Le 16 décembre 2025, l’administration Trump a annoncé un nouvel élargissement des restrictions migratoires des États-Unis, visant plusieurs pays africains, dont le Burkina Faso, le Mali, le Niger et le Soudan du Sud, ainsi que des États du Moyen-Orient comme la Syrie. Ces mesures, présentées comme des actions de sécurité nationale, imposent des interdictions totales ou partielles d’entrée sur le sol américain. Les raisons invoquées : insuffisances en matière de coopération sécuritaire, de lutte contre la corruption et d’échange d’informations.
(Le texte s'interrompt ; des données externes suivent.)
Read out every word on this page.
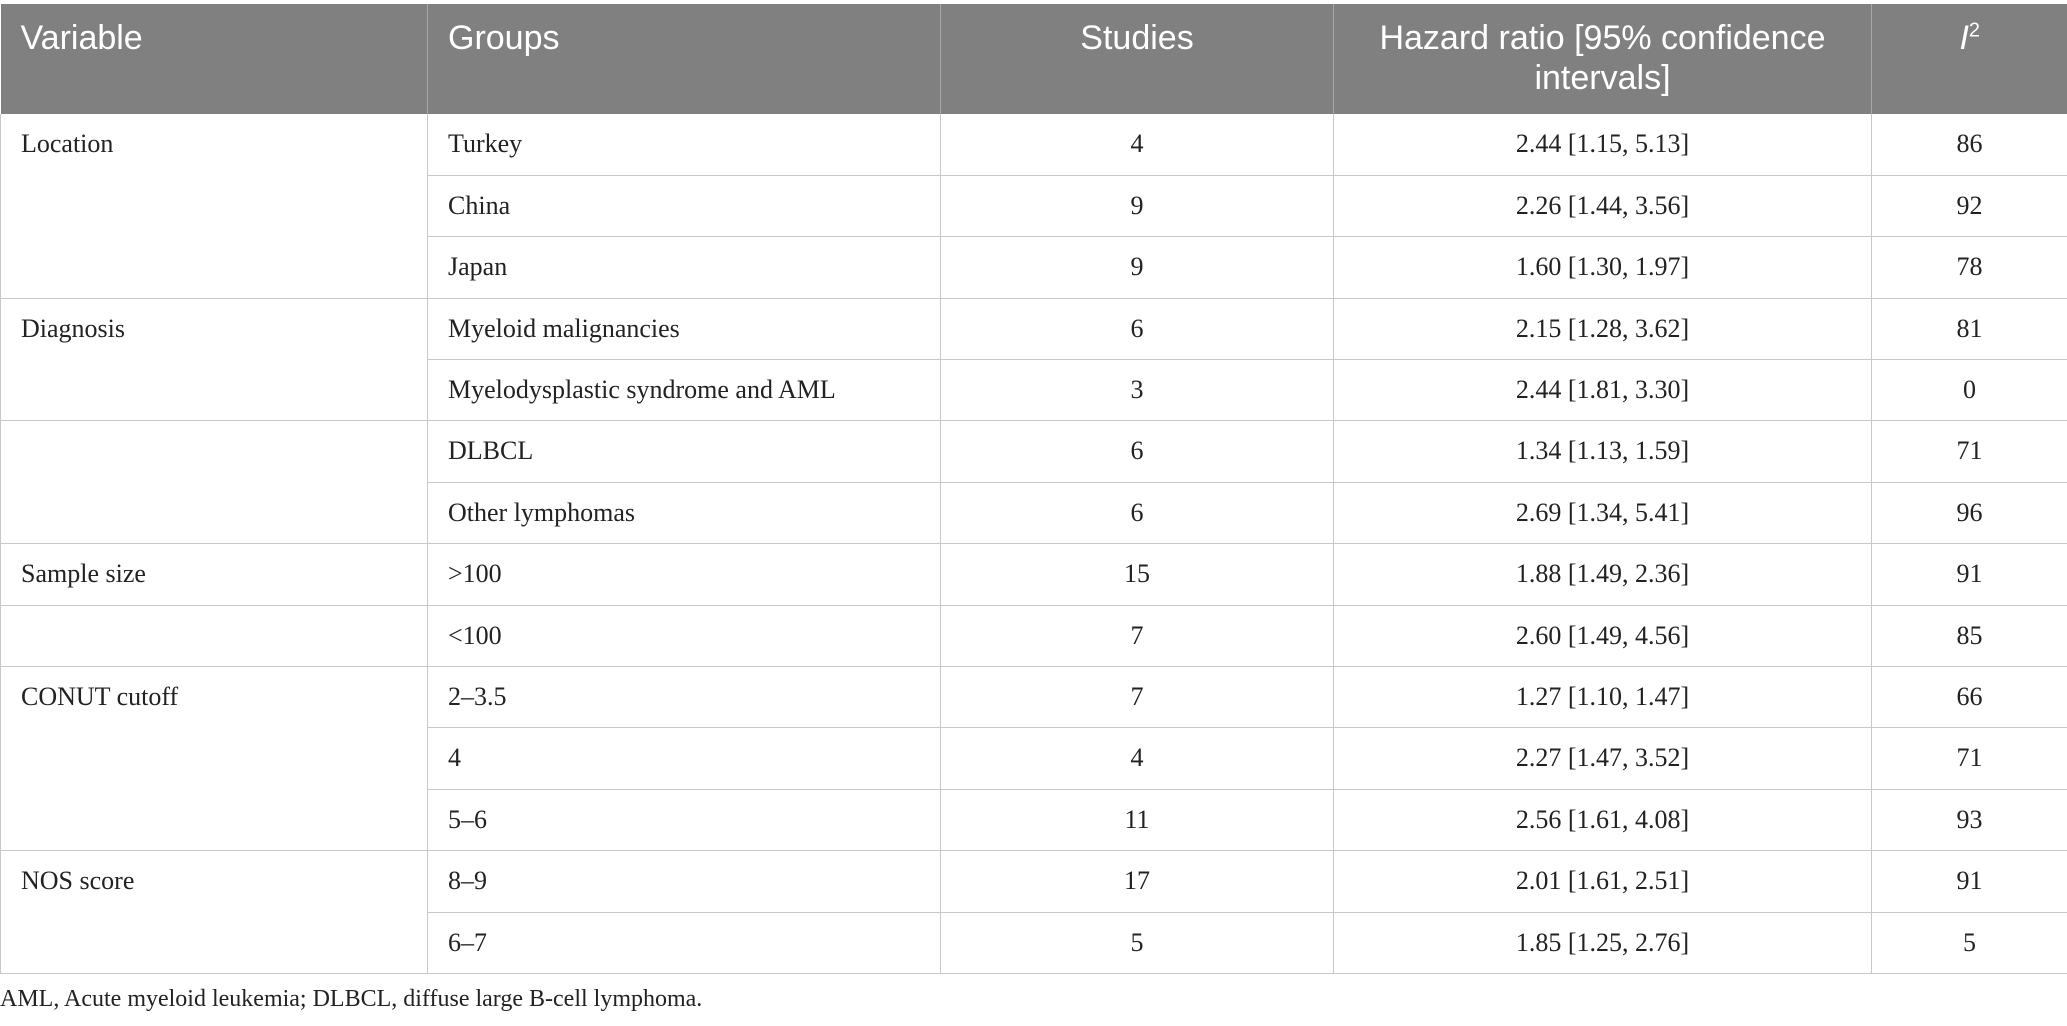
Variable	Groups	Studies	Hazard ratio [95% confidence intervals]	$I^2$
Location	Turkey	4	2.44 [1.15, 5.13]	86
	China	9	2.26 [1.44, 3.56]	92
	Japan	9	1.60 [1.30, 1.97]	78
Diagnosis	Myeloid malignancies	6	2.15 [1.28, 3.62]	81
	Myelodysplastic syndrome and AML	3	2.44 [1.81, 3.30]	0
	DLBCL	6	1.34 [1.13, 1.59]	71
	Other lymphomas	6	2.69 [1.34, 5.41]	96
Sample size	>100	15	1.88 [1.49, 2.36]	91
	<100	7	2.60 [1.49, 4.56]	85
CONUT cutoff	2–3.5	7	1.27 [1.10, 1.47]	66
	4	4	2.27 [1.47, 3.52]	71
	5–6	11	2.56 [1.61, 4.08]	93
NOS score	8–9	17	2.01 [1.61, 2.51]	91
	6–7	5	1.85 [1.25, 2.76]	5
AML, Acute myeloid leukemia; DLBCL, diffuse large B-cell lymphoma.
Cette mesure selon Washington vise à renforcer les contrôles et à limiter l’entrée de ressortissants de pays jugés problématiques pour la sécurité nationale américaine, s’ajoutant à des restrictions existantes.
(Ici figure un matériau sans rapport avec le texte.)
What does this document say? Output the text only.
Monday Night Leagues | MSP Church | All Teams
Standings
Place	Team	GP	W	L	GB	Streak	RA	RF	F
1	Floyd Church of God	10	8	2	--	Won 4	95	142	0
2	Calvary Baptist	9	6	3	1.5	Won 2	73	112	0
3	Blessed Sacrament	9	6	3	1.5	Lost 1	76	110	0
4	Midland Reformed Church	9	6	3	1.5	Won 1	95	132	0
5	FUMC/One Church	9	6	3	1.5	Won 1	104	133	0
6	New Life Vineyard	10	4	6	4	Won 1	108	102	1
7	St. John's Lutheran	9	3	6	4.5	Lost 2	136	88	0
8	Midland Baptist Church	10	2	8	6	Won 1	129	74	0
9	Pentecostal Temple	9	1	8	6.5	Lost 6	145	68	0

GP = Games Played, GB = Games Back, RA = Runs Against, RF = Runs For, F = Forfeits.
Face à cette décision, le Niger concerné par cette restriction a choisi la riposte diplomatique en imposant des restrictions similaires aux citoyens américains. Selon l’Agence nigérienne de Presse (ANP), les autorités de Niamey ont suspendu la délivrance de visas aux citoyens américains et interdit leur entrée sur le territoire national. Une source diplomatique évoque une application ferme du principe de réciprocité.
«Le Niger interdit totalement et définitivement la délivrance de visas à tous les citoyens américains et interdit indéfiniment l’entrée sur son territoire aux ressortissants des États-Unis », précise cette même source.
Ce geste, au-delà de sa portée symbolique, affirme la souveraineté du Niger et illustre une nouvelle posture diplomatique assumée.
Cette décision marque un tournant dans les relations bilatérales. Le Niger, à l’instar d’autres membres de l’Alliance des États du Sahel (AES) également visés par les restrictions américaines, entend désormais s’opposer aux décisions jugées unilatérales. Si cette escalade traduit un durcissement des positions, elle ouvre aussi la voie à une reconfiguration des relations diplomatiques entre Washington et certaines capitales africaines.
Ce durcissement réciproque pourrait bien redéfinir les rapports entre Washington et Niamey, en marquant l’émergence d’une diplomatie sahélienne plus audacieuse, décidée à faire entendre sa voix sur la scène internationale.